Semelhante ao que Winnicott chama de preocupação materna primária (período de extrema sensibilidade da mãe no que diz respeito aos cuidados com a prole), o baby blues proporciona uma posição depressiva que facilita o aprofundamento da conexão com aquela criança. Importante frisar que o humor depressivo não é o mesmo que a depressão puerperal. Trata-se de um estado fundamental para que ocorra a identificação daquela nova mãe com este bebê, afinal, uma mulher em estado de mania ou agitação constante teria dificuldades em se dedicar a este encontro e criar uma relação para além do vínculo.

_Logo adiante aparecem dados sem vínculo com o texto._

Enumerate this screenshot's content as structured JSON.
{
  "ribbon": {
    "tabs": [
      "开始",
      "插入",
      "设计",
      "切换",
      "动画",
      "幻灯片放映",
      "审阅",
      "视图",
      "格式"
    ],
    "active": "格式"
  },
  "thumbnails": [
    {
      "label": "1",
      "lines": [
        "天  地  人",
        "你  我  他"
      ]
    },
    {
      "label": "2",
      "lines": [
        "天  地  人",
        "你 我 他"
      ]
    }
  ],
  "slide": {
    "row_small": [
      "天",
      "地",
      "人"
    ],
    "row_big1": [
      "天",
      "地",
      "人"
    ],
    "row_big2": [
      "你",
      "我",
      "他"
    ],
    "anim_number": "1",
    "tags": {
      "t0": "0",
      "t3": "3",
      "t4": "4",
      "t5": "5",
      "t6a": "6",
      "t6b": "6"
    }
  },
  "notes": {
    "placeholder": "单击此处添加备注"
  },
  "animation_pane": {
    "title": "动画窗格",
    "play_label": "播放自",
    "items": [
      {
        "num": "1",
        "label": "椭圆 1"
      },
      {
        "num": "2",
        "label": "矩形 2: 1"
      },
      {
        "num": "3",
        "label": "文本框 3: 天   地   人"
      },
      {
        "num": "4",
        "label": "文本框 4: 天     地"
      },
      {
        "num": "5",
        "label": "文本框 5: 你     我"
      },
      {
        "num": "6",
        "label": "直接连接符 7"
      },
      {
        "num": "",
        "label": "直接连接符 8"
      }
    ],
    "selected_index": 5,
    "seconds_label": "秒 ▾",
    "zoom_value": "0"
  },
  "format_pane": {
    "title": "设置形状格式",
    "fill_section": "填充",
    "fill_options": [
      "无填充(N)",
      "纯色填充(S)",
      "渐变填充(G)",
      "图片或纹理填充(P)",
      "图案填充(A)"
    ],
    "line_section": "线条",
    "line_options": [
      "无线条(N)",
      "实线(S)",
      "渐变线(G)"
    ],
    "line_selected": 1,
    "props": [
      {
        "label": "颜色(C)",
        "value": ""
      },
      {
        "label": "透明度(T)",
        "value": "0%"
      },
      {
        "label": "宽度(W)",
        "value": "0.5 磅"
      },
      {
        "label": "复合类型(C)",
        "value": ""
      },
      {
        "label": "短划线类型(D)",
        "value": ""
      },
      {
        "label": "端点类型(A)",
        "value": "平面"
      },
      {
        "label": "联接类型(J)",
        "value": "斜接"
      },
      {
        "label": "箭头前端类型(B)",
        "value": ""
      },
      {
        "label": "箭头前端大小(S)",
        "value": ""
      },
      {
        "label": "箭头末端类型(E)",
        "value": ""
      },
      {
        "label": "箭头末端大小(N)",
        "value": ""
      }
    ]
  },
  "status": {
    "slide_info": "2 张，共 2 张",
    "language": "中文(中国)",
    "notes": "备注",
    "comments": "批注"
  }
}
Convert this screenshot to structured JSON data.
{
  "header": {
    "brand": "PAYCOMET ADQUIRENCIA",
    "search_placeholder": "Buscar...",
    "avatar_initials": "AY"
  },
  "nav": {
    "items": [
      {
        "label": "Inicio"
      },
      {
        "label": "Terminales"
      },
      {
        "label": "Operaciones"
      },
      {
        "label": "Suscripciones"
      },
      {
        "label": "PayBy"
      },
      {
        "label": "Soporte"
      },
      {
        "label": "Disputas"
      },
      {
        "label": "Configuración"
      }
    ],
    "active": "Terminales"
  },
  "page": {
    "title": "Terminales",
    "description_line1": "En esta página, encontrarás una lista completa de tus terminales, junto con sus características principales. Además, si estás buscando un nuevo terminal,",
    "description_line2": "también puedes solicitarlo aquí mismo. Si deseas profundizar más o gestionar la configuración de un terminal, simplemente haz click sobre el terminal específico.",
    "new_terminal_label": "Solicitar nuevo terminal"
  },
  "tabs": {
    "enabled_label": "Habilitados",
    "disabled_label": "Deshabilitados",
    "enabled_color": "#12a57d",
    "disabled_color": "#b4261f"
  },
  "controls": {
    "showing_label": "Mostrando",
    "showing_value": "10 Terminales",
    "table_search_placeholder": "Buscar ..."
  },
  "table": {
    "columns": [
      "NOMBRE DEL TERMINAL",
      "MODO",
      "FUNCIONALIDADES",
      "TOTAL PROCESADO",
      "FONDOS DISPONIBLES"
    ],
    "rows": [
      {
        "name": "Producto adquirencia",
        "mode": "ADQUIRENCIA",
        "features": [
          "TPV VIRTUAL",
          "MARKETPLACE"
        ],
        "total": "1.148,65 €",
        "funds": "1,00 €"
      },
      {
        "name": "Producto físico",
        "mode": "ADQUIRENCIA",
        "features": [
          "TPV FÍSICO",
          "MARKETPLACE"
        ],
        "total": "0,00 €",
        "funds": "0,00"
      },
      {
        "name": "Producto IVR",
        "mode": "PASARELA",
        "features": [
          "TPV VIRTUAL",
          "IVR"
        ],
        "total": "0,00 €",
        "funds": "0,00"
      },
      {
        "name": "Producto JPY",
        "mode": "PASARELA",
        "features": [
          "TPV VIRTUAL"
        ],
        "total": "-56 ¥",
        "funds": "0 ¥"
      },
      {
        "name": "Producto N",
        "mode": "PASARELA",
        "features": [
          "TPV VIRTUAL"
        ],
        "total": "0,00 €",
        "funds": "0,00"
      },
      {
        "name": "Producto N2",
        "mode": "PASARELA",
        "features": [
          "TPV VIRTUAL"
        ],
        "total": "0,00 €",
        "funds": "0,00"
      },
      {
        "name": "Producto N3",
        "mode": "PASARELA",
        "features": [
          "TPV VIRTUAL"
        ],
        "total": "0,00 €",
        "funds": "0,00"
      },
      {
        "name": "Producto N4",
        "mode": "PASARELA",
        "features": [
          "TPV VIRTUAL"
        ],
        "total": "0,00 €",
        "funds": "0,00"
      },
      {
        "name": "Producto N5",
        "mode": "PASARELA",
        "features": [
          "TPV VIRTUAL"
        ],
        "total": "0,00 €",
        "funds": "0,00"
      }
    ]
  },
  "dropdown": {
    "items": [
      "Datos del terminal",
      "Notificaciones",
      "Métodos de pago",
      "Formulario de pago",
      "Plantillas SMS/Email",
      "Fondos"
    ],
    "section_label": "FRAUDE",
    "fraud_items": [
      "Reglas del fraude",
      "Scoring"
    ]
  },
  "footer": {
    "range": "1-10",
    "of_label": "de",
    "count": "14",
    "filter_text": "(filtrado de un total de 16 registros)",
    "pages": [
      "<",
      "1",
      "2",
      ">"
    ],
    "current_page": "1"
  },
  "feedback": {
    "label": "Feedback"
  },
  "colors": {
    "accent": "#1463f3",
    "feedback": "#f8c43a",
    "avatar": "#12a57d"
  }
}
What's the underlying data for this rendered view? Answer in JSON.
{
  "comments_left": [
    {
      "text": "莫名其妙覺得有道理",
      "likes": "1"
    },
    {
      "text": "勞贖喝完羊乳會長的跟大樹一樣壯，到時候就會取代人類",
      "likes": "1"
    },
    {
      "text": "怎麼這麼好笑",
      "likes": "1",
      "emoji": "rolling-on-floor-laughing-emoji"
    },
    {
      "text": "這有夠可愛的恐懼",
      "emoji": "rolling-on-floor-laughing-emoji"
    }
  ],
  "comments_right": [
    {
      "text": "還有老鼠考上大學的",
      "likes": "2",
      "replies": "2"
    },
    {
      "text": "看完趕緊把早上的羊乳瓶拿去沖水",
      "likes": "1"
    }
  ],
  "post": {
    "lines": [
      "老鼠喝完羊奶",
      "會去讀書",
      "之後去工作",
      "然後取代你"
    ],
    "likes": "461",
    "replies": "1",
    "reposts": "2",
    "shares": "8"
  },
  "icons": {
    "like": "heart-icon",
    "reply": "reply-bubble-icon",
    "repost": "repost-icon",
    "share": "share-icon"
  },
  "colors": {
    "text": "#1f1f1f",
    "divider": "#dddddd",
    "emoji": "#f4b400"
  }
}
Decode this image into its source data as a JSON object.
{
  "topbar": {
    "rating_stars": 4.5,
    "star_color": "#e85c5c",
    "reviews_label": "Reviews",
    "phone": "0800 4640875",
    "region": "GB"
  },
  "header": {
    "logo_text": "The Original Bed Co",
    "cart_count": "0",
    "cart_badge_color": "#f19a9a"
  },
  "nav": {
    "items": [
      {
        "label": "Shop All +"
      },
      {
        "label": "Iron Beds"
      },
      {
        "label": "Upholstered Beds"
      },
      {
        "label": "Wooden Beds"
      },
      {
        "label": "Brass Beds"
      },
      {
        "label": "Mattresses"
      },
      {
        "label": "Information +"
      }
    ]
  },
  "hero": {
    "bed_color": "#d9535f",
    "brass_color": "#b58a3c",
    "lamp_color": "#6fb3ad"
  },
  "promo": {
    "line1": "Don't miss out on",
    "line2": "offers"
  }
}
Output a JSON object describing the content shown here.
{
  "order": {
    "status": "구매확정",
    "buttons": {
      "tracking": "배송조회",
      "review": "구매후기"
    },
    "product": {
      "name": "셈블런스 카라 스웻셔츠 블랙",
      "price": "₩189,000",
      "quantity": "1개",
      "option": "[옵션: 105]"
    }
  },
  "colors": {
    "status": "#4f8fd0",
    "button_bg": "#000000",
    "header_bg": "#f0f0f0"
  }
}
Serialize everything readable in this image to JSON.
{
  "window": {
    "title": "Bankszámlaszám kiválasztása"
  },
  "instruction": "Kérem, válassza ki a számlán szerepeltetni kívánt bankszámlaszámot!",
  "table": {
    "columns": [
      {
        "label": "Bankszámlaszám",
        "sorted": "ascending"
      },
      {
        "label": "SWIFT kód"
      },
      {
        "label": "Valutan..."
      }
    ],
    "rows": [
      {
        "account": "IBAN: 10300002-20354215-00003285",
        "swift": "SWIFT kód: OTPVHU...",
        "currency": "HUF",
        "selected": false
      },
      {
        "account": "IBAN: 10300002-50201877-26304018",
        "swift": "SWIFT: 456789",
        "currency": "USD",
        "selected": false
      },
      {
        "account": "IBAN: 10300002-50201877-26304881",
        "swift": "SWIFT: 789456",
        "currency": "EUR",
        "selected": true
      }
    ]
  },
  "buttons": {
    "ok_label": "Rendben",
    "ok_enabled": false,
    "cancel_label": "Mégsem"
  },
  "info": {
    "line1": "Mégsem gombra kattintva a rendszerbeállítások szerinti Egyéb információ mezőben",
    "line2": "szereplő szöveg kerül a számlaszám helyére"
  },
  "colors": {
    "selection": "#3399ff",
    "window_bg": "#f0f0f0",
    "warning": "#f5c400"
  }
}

Não há como viver a maternidade sem passar por inúmeras quebras de expectativas. No puerpério, caem os castelos de cartas imaginários, tanto do bebê que foi idealizado, quanto da mãe que imaginava estar em determinado padrão não condizente com a realidade. Essas contingências podem ser avassaladoras para o psiquismo, revirando cada camada do desconhecido. A mulher que outrora fosse filha, a avó que era apenas mãe, o pai que era o marido e as demandas infinitas do recém-nascido lançam a nova mãe ao desconhecido e sem nenhuma garantia. Agora, ela terá que se descobrir em mais um papel (e talvez o mais profundo e catártico): conduzir este novo ser rumo à vida.